I wish u all the best Ron and if ever u want to chat just drop me a line. U sound like a good bloke, another that didn't deserve the hand u have been dealt.
All the best buddy
Jay
MichaelsMom ron19819
Posted
65 mg of prednisone is quite high. The other med is for the mucscle problems but are you taking anything else to control the wegeners.? Rituxan worked really well for my son and now hes on methotroxate. These meds control the wegeners. I'm sad that you are having to deal with this by the hours and not days. Review your medicines with your doctor and if they are not helping its time to try another medicine. There are lots of different medicines for this disease.
Don't give up hope.
sarah65055 ron19819
Posted
I was 61 when I was dignosed with Wegener's. I have lived nearly 8 years since I was dignosed with this disease. I, too, have Wegener's in my right eye. I was getting shots in my eye, but stopped because I didn't see any difference in my sight and I couldn't afford the treatments. I started out on 80 mg of prednisone when I was dignosed and was gradually winged of it. I have Wegener's in my brain, eye, sinunses, lungs, throat, arms, hands, legs and arms. My heart is also afffected by it. I also have a heart murmur and an enlarged heart. I have also had a small stroke. But I never give up. All I can tell you is have faith, take your medicine as precribed, and take vitamins as I do.

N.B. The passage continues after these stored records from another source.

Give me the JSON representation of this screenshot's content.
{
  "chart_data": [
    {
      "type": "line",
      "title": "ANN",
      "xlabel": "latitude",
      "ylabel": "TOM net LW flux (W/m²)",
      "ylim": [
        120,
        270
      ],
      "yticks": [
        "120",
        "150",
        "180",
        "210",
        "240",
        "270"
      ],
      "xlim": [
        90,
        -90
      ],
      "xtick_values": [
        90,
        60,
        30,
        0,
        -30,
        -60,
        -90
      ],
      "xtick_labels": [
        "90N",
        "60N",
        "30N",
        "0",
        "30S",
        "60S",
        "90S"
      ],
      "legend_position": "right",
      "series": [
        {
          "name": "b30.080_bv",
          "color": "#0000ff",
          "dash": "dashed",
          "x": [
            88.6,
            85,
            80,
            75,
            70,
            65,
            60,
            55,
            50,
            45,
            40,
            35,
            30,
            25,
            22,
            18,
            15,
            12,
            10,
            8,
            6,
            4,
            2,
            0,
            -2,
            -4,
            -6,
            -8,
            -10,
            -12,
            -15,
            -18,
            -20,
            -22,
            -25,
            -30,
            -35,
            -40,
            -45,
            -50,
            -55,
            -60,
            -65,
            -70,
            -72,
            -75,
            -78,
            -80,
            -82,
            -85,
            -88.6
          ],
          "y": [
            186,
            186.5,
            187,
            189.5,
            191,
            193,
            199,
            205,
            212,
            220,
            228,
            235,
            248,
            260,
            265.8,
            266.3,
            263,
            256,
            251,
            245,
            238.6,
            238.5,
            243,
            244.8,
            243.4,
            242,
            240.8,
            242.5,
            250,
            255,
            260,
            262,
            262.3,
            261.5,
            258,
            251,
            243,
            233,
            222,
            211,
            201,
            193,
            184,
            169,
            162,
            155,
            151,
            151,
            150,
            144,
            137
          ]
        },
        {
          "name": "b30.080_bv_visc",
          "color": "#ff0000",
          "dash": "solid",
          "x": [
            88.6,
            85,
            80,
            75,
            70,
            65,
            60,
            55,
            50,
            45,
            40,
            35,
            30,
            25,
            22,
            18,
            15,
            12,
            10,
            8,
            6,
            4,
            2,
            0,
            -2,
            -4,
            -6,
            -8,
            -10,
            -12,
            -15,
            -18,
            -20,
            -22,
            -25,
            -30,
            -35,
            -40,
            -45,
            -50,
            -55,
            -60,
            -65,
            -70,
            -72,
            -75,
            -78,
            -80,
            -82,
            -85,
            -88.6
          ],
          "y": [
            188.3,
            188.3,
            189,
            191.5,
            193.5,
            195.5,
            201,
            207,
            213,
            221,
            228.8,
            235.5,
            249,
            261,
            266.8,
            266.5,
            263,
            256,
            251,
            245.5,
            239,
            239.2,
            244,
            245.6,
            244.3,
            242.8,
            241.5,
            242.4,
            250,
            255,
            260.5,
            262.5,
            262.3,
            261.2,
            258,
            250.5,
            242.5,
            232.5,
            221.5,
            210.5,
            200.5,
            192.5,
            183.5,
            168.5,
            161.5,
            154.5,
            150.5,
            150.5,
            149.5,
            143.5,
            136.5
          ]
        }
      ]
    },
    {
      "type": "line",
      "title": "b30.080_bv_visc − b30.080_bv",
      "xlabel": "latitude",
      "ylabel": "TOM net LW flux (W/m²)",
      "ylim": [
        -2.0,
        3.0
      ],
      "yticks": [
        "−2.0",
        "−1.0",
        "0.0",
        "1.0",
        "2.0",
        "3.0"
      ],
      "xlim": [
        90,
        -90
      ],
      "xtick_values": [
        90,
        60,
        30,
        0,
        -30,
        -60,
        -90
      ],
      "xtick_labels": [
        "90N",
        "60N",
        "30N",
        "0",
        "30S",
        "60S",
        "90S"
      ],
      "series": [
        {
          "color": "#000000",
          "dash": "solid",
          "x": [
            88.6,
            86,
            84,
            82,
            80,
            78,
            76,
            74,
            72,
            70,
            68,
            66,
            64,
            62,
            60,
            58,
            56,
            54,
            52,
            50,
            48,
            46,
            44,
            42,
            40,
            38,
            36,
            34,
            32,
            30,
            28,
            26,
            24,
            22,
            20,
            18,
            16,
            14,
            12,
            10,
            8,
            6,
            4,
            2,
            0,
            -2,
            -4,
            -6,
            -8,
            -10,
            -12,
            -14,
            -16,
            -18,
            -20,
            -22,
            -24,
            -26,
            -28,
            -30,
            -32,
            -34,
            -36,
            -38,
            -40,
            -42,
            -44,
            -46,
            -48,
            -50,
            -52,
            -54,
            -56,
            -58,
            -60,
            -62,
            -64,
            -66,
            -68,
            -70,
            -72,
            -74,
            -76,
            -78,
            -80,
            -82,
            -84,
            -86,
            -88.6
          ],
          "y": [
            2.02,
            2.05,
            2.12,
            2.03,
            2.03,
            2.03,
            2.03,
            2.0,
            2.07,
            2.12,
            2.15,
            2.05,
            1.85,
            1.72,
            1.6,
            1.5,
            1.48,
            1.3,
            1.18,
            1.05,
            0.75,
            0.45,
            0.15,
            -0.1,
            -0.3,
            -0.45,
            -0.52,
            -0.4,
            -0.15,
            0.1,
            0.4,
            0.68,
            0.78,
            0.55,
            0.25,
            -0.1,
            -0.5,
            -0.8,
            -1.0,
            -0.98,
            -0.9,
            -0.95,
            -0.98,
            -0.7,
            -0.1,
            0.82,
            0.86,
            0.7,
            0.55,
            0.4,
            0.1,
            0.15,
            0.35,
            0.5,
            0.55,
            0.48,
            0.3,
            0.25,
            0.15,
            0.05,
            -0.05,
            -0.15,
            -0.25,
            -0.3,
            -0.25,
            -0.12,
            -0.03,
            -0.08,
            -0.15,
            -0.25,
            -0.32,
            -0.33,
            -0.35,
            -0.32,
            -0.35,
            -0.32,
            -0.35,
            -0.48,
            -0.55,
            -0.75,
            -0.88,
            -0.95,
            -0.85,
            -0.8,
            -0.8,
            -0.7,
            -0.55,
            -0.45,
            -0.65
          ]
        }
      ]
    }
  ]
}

I take a prescription drug for my memory. I take a muliti vitamin, a eye vitamin, a hair, nails, & skin vitamin daily. I hope you get to feeling better. Bless you.
Yuridia42 sarah65055
Posted
Sorry to jump in, but I'm wondering what are your symptoms that wageners is in your eye and brain? I've had a 20 year remission with symptoms in my sinuses just appearung 6 months ago. I'm on 15 mg prednisone and 100 mg imuran but the pain in my right eye and right side of my temple are unbearable. The medicine doesn't seem to be helping at all.
sarah65055 Yuridia42
Posted
The sympton in my eye is like muscular dystrophy. I have a dark spot about the size of a nail head in the middle of my eye. The specialist that I was seeing said that he was sure that it was Wegener's. It's only in my right eye. I have 20/20 vision in my left eye. Concerning my brain, I suddenly started forgetting things and not remembering names. I had always had a very good memory. People would tell me that I had too good of a memory. I'm not telling you to scare you. I was diagnosed in 2009 at the age of 61. I'm now fixing to be 69 in April. I have had symptons of Wegener's all of my life. It just all attacked me when I was 61. I was misdiagnosed several times. I don't get on the internet ever day, but it does help me to talk to someone. I hope you do well. Keep posting.